For more safety, I disable link with undefined symbols globally in LDFLAGS, using '-Wl,--no-undefined -Wl,--no-allow-shlib-undefined'. However, some packages have missing libraries on link command line; it usually is not an issue if loaded from a frontend, for example for most perl packages which miss the perl library reference. I did a quick fix using a file in /etc/portage/env/ldflags_allow_undefined.conf: # Allow undefined symbols, mostly for plugins LDFLAGS="${LDFLAGS/-Wl,--no-undefined/}"; LDFLAGS="${LDFLAGS/-Wl,--no-allow-shlib-undefined/}"; LDFLAGS="${LDFLAGS} -Wl,--allow-shlib-undefined" Of course the proper fix would be to fix each package individually. This works, meaning I can merge package using this file. However, I get spurious messages during (I guess) pretend and setup phases for each package using this file: "/etc/portage/env/ldflags_allow_undefined.conf", line 3: unexpected EOF while looking for matching `}' "/etc/portage/env/ldflags_allow_undefined.conf", line 4: unexpected EOF while looking for matching `}' Reproducible: Always Steps to Reproduce: 1. Use a per package environment file using a bash shell variable in the way: VAR="${VAR/xxx/yyy}" 2. Merge the package Actual Results: I get the described spurious messages twice for each package using this file, once during pretend phase (before I get the merging package list) and during the setup phase, when actual merge starts.

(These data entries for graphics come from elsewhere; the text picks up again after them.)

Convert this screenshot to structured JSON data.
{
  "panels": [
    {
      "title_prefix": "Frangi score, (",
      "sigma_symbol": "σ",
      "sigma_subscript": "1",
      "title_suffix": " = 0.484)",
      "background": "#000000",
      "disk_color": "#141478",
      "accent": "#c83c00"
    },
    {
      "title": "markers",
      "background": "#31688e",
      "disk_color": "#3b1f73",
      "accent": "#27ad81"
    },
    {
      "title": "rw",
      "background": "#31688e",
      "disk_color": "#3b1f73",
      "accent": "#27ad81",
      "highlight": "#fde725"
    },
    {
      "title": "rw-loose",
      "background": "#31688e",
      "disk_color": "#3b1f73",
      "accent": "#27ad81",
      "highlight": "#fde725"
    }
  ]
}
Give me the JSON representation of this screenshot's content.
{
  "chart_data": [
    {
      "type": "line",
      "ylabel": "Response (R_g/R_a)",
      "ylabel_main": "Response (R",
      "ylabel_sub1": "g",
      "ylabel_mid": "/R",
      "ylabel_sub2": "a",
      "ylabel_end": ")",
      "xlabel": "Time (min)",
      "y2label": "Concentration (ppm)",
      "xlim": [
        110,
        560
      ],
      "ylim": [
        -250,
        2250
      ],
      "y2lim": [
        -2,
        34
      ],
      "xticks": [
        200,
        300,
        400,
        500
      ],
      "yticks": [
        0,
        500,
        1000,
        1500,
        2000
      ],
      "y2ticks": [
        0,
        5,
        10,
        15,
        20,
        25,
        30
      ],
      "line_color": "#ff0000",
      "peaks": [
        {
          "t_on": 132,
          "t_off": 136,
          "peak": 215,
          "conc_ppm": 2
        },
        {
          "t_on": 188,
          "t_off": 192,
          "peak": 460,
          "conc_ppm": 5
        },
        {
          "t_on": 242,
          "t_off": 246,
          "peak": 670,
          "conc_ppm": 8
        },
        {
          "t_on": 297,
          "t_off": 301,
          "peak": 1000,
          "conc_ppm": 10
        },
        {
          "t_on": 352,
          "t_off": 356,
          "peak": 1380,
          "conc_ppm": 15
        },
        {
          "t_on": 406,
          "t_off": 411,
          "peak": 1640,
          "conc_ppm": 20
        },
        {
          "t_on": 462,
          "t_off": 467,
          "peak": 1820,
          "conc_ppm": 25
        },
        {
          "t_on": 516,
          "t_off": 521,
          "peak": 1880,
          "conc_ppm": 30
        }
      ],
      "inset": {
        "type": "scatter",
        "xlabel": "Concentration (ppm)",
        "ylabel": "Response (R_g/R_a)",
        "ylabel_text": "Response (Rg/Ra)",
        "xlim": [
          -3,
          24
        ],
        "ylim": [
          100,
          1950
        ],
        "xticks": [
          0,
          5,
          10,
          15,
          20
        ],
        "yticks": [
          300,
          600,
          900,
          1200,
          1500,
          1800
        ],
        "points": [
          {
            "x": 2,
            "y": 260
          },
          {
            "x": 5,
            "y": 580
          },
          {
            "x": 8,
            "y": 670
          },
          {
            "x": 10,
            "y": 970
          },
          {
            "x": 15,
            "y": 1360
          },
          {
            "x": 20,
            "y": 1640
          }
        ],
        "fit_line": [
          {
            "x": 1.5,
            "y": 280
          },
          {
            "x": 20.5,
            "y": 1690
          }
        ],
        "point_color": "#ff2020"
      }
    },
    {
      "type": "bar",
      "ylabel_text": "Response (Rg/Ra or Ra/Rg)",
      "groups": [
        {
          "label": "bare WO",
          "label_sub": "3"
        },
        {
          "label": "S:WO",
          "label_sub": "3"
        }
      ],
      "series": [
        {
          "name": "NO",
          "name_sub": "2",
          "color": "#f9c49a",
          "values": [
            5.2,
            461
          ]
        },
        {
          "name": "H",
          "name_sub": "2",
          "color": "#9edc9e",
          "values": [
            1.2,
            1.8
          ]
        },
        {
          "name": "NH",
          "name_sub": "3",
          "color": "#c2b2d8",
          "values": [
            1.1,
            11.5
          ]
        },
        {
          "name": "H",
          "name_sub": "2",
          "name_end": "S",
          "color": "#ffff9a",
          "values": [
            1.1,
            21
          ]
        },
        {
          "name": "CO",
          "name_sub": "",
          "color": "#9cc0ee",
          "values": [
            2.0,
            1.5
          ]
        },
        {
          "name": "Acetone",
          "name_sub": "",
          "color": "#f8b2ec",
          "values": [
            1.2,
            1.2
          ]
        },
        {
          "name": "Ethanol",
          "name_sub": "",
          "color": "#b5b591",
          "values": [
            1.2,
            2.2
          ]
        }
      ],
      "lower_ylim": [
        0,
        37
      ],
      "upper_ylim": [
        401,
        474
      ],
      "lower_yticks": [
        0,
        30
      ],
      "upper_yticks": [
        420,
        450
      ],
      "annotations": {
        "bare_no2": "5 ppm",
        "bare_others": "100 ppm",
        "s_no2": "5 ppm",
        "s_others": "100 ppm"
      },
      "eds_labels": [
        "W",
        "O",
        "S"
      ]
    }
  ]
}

Expected Results: No spurious messages... This is not critical as the merge succeeds but it's quite annoying especially during the pretend phase when there's a lot of packages to be merged.
Most Portage config files are parsed by Python's shlex module, not Bash, so we can't do much about this unfortunately.
OK, I will do with it until I fix each package individually, adding the proper libraries to the link command line...
I suppose you could use /etc/portage/bashrc to apply the changes you want but the package matching would need to be done manually there.
Thanks for the suggestion, I could use a specific file for the concerned package list... But, as I said previously, what I did is a quick hack to make package build without fixing properly the actual issue(s).